Letters for Tuesday, April 14

First Amendment extends to everyone

I appreciated The Spokesman-Review’s coverage of concerns raised by Browne’s Addition residents regarding the new church in their neighborhood (“Church chain causes chaos in Spokane,” April 12). Issues such as parking, lighting, noise and safety are legitimate and deserve thoughtful attention and appropriate enforcement.

At the same time, it is important to distinguish between concerns about a group’s actions and concerns about its beliefs or associations. Our community is strongest when we uphold both standards – ensuring that all organizations follow local laws while also protecting the fundamental freedoms that allow people of differing viewpoints to gather, worship and express their convictions.

Religious freedom, like all First Amendment rights, is most meaningful when it extends even to those with whom we may strongly disagree. If we begin to condition those freedoms on whether a group’s views are popular or align with prevailing community sentiment, we risk eroding protections that ultimately belong to everyone.

Spokane has long been a place where diverse perspectives coexist. That coexistence requires both mutual respect and a shared commitment to fairness. Let’s hold all groups accountable to the same civic standards, while also ensuring that our response remains rooted in principles, not preferences.

Chelsea McKell

Spokane

Baumgartner’s support of Trump

Rep. Michael Baumgartner’s recent defense of Donald Trump as a “Machiavellian” genius in launching the Iran war is a nauseating lie inflicted on his constituents after Trump posted an obscene Easter Sunday rant threatening a war crime – the mass murder of Iranian civilians.

For many Americans, Trump’s conduct has triggered deep concerns about the president’s mental state.
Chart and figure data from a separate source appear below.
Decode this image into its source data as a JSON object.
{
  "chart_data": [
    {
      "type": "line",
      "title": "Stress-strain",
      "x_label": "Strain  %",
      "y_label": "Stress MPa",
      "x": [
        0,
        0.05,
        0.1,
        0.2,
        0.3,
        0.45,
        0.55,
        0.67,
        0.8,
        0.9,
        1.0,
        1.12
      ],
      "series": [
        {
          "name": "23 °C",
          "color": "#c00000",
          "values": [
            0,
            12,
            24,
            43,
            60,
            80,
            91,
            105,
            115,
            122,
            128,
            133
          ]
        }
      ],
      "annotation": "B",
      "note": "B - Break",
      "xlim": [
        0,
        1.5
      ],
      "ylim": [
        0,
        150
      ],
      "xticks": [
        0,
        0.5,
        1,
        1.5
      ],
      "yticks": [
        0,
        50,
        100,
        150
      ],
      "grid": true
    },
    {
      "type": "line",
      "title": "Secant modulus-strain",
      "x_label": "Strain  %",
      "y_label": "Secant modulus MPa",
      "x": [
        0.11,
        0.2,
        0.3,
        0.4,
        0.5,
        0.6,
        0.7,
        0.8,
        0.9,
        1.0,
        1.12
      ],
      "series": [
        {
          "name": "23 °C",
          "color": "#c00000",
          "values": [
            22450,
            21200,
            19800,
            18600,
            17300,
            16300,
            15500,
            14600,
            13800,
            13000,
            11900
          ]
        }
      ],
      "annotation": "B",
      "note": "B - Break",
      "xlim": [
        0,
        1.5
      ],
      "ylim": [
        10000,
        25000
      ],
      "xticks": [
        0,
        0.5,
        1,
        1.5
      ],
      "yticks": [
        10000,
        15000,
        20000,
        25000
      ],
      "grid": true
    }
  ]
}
It also has sparked calls for Trump’s cabinet to invoke the 25th Amendment and remove him from office.

The supplicant Trump cabinet is unlikely to act, and the silence of most Republican House members is telling. House Speaker Mike Johnson sent them home for a two-week vacation; after Trump launched his attack, Johnson refused to recall them to weigh in on a war which Congress is supposed to approve or reject – undercutting their own powers.

Baumgartner continues to tell us he’s “working for us,” but our voices on this bungled war are being stifled when House Republicans refuse to do their constitutional duty.

On April 8, Pulitzer Prize-winning journalist Bob Woodward called Republican politicians “shockingly spineless” for not pushing back against Trump’s dire threat. “No other president talks this way. It’s horrifying,” Woodward said in a TV interview.

I urge Spokane citizens to use your votes to oust Baumgartner this fall. Republicans are already losing most special elections around the country as citizens react to escalating prices of gas and consumer goods and realize that Trump lied when he pledged to end foreign wars. We can take back the House in November.

Karen Dorn Steele

Spokane

Letters critical of Baumgartner

There has been an overwhelming number of letters of criticism, directed towards Rep. Michael Baumgartner, within days of him taking office. I call it “Baumgartner Derangement Syndrome” – BDS, very much like TDS.